The regulation of sodium reabsorption by the distal kidney is fundamental to blood pressure control. The clinical success of thiazide diuretics as antihypertensive drugs underscores the importance of its target, the thiazide-sensitive sodium/chloride cotransporter (NCC), in this process. However, thiazides are often ineffective as monotherapy and have significant side-effects. An understanding of NCC regulation at a molecular level may allow the design of better tolerated and more effective antihypertensive agents. The aim of this review is to provide an overview of the recent developments in the regulation of NCC, highlighting a potential new therapeutic target for the treatment of hypertension.

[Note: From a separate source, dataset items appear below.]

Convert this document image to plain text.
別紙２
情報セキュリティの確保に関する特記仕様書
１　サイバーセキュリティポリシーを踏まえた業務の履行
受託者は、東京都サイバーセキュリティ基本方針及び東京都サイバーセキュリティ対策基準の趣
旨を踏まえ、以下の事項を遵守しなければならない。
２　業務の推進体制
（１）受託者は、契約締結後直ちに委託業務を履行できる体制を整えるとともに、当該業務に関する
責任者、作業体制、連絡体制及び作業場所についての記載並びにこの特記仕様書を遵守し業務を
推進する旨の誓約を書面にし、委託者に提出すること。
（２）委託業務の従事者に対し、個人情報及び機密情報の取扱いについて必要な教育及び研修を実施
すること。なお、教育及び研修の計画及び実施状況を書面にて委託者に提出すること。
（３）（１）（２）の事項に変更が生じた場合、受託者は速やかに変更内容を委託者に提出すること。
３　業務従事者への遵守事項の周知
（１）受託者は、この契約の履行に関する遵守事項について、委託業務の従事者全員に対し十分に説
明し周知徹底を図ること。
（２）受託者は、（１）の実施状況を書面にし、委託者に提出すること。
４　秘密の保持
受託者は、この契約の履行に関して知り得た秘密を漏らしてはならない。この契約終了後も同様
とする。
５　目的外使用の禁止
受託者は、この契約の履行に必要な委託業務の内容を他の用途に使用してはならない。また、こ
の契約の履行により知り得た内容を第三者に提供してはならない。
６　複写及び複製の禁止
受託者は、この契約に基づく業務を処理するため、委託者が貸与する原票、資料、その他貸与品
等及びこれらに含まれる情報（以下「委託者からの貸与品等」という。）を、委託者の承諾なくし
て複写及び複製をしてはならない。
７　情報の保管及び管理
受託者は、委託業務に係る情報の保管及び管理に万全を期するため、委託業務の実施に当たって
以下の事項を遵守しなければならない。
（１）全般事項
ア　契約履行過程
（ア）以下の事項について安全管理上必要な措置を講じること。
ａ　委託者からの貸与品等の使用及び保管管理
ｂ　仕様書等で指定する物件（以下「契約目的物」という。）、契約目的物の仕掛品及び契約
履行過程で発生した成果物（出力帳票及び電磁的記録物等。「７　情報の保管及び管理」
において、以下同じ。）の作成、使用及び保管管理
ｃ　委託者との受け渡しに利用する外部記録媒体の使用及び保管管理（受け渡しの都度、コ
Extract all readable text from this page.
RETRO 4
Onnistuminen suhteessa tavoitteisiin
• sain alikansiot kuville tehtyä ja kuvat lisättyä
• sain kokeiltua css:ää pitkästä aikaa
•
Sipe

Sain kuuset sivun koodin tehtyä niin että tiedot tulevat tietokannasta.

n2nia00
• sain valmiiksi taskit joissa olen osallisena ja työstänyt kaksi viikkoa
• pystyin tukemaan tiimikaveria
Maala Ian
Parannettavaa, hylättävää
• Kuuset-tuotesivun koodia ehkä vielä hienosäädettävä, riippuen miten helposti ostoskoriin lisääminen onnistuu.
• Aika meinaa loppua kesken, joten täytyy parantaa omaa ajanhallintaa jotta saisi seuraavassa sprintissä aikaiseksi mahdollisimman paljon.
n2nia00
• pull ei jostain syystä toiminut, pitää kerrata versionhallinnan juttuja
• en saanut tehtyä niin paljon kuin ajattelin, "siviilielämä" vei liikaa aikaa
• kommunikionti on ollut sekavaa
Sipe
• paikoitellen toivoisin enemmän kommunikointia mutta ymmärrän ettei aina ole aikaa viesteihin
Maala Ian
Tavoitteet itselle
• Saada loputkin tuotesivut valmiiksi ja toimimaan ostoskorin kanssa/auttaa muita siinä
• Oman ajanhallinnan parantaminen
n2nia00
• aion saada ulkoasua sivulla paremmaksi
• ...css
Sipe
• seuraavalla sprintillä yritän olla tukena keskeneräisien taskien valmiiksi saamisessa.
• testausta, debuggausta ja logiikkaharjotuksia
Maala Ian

It has been appreciated for several years that WNK kinases affect NCC expression, following the discovery that mutations in WNK genes cause Gordon syndrome (pseudohypoaldosteronism type II), although the precise molecular mechanisms were unclear. What has emerged from further in-vitro work is a WNK signalling cascade with the STE20 kinases SPAK and OSR1 as the 'missing' intermediate kinases that are activated by WNKs. Confirmation that this WNK-SPAK cascade operates in vivo comes from work on the phenotype of a kinase-dead SPAK knockin mouse. This mouse is markedly hypotensive, salt wasting, and almost all of its NCC protein in the distal kidney is dephosphorylated. Finally, a genome-wide association study has identified an intronic SPAK polymorphism that associates with human blood pressure.

SPAK is a recently identified regulator of NCC and, hence, sodium reabsorption in the distal nephron. SPAK gene variants may also be important players in essential hypertension. If the phenotype of the kinase-dead SPAK mouse mimics pharmacological inhibition of this kinase, then SPAK is a potentially very interesting new antihypertensive drug target.